Structures of α7-active PAMs. The PAMs classified as type I, which increase the amplitude but do not strongly alter the kinetics of a7-mediated agonist evoked responses, are shown on the left. They include: CCMI, N-(4-chlorophenyl)-alpha-[[(4-chloro-phenyl)amino]methylene]-3-methyl-5-isoxazoleacet-amide; NS-1738, 1-(5-chloro-2-hydroxy-phenyl)-3-(2-chloro-5-trifluoromethyl-phenyl)-urea; Galantamine; 5-HI, 5-hydroxyindole; LY-2087101, [2-(4-fluoro-phenylamino)-4-methyl-thiazol-5-yl]-thiophen-3-yl-methanone; Genistein; and Ivermectin. Type II PAMs, which appear to slow or reverse α7 desensitization are shown on the right and include: PNU-120596, 1-(5-chloro-2,4-dimethoxy-phenyl)-3-(5-methyl-isoxazol-3-yl)-urea; TQS, 4-naphthalene-1-yl-3a,4,5,9b-tetrahydro-3-H-cyclopenta[c]quinoline-8-sulfonic acid amide; and A-867744, 4-(5-(4-chlorophenyl)-2-methyl-3-propionyl-1H-pyrrol-1-yl)benzenesulfonamide. PAMs proposed to be intermediate in their activity are shown in the center and include: JNJ-1930942, 2-[[4-fluoro-3-(trifluoromethyl)phenyl]amino]-4-(4-pyridinyl)-5-thiazolemethanol; and SB-206553, 3,5-dihydro-5-methyl-N-3-pyridinylbenzo [1,2-b:4,5-b′]-di pyrrole-1(2H)-carboxamide.

Figure 3

α7 PAM structures and putative binding sites. A) Pharmacophore orientation comparison between LY-2087101 and JNJ-1930942. The structures of the two compounds were optimized using Chem 3D Pro v.12.0 (CambridgeSoft, Cambridge, MA): their energies were first minimized by molecular mechanics to minimum RMS gradient of 0.001 separately. Then LY-2087101 and JNJ-1930942 were overlaid on top of each other and shown in green and magenta, respectively. B) Molecular electrostatic potential surfaces of NS-1738 (left) and PNU-120595 (right). The structures of the two compounds were optimized using Gaussian09 (Gaussian, Inc., Wallingford, CT). The electrostatic potential on a total electron density isosurface (0.002 Bohr/ų) of the two compounds is displayed in GaussView (Gaussian, Inc., Wallingford, CT) with red color indicating the most negative electrostatic potential and blue color indicating the most positive electrostatic potential, respectively. The structures of the two compounds are displayed on top of each electrostatic potential surface. C) Structural domains of nAChR regulating PAM activity and/or binding. The key elements of the α7 receptor were modeled using the 2BG9 template for the transmembrane domain fused to the N-terminal extracellular domain made from the 2PGZ template. The C-loop is shown in yellow, and the M2 and M3 linker loop is shown in green. The view was made from the outside of the channel pore, and the four transmembrane helixes (M1 to M4) were lined clockwise as shown, putting the M2 helix toward the channel pore.
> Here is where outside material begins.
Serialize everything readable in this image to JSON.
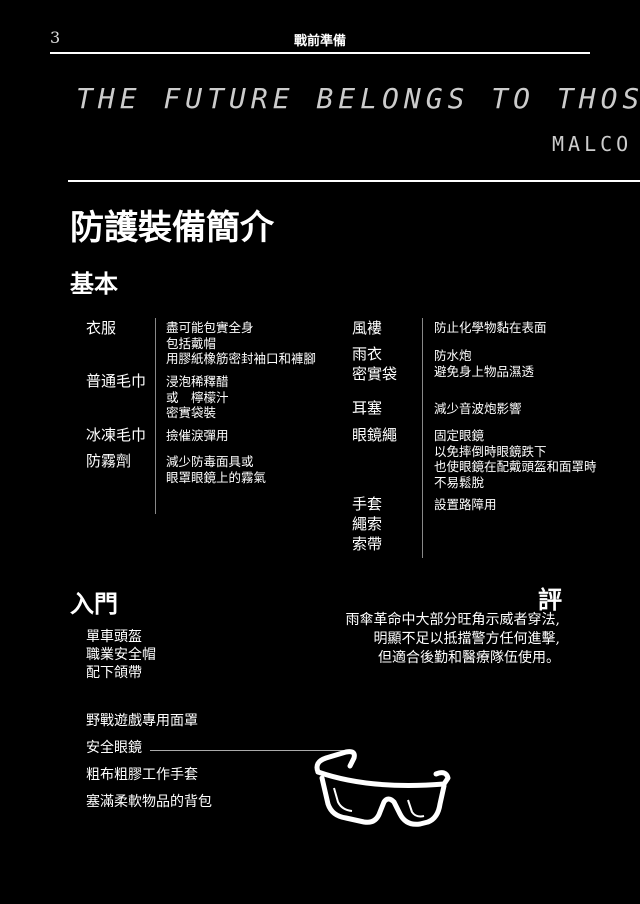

Residues involved for different α7 PAMs potentiation are displayed as spheres of different colors as indicated: calcium, tan; galantamine, cyan; common residues for type I PAMs Ivermectin and LY-2087101 and the type II PAM PNU120596, blue; residues only for Ivermectin, orange; residues only for PNU-120596, red. Leucine 248 is also shown in magenta in both subunits. D) A close-up view of the transmembrane domain, made by rotating the view in part C 90° vertically away from the plane of the paper.